In part 1 and part 2 I discussed some archiving principles, now I want to look at my spectific requirements.
No matter where the data is stored it should be easily retrievable and easily used by the relevant applications
Data should be kept in a secure way, should only be allowed authorized access, possibly encrypted although encryption should be avoided and used only for super secret files.
Data should be compressed when it makes sense, i.e. on data transfer for performance and at final destination for storage cost.
In the event that I move from one storage solution to another I should be able to move the data simply, for example all of my music is currently on Amazon storage but I may want to move it to my google drive.
Data formats need to be updated to the most current version, for example pdf files should be updated to the latest version possibly keeping the original version.
Storage of key words for files, add a set of key words to the meta data. for example a photograph of the family on holiday in Wales would have the keywords added to the meta data, 'family', 'holiday', 'Wales', 'Photograph'
Data must be stored reliably.
Data must be replicated reliably
The data must be available indefinitely and it must be possible to pass data onto later generations
Data must be verifiable that it is intact, the meta data should contain checksums that can be used to verify the file is intact, Files should be checked on a regular basis.

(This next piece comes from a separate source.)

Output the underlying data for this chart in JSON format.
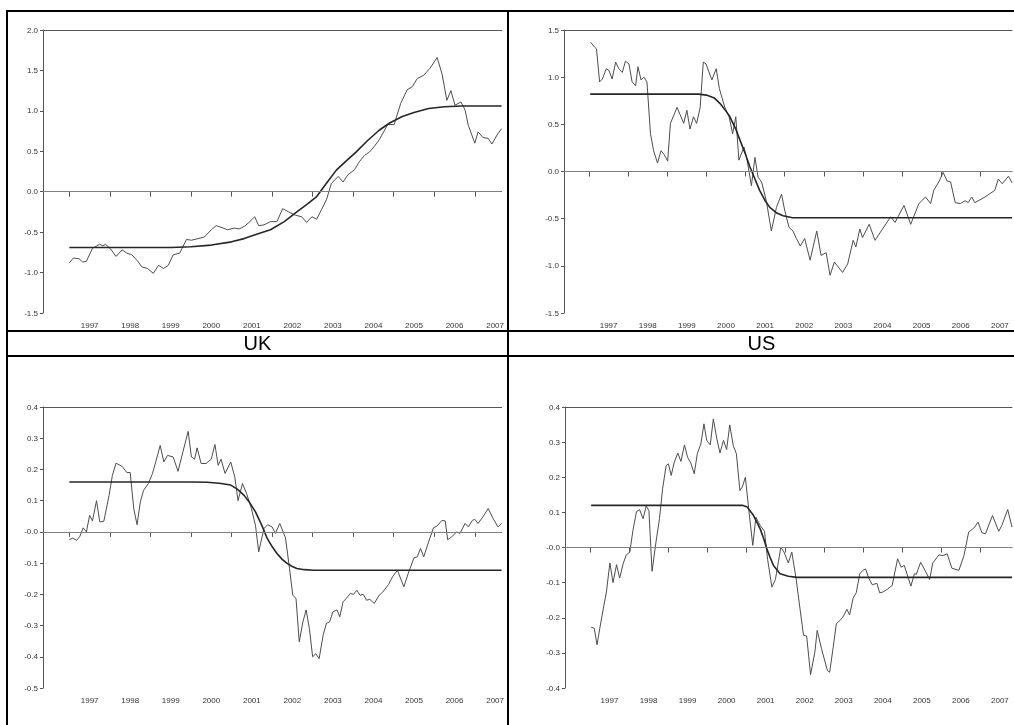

The development will be based on open source software and itself be made available as open source.
The solution must be deployable on Intel or Arm, Linux, BSD or OSX. The development world nowadays seems to be full of different build systems which often have complex dependencies and poor support for non Intel platforms and are generally poor quality.
When looking for an already built solution I found many that had grown from multiple projects that were very complex with different technologies and complex build processes and dependencies. I want to avoid this with this solution.
Meta data to be stored for each file including data used for verification, location of copies, number of copies, search data.
Keep multiple copies in multiple locations, reliability is based on the possibility of loosing one copy of the files but having another copy to replace it.
It must be possible for a file system to both replicate itself to multiple locations as well as those locations replicating to others. For example we could have a single replication to the cloud then with the cloud replicating elsewhere making multiple copies. It would be preferable to have simple rules that define how replication is configured
Use standard file systems local, network and remote file systems, including distributed systems to provide high availability storage.
Different replication solutions can be used
Ability to read multiple files types, to be able to convert files to a newer version. To determine the file type by examining content.
To ensure against obsolete file formats then keep files in different formats for example keep a word document also in a text version, keep a spreadsheet as a csv file, keep a png file as a jpeg etc.
The cost of storage, hardware, networking etc. should be affordable.
It is expected that the backing file systems will be read-only however if we want to allow replacing of files or deleting of files then the solution should support version control.
Over the next couple of months I will look at the various storage solutions that I could possibly use and in Part 4 I will summarise the various storage solutions and file systems.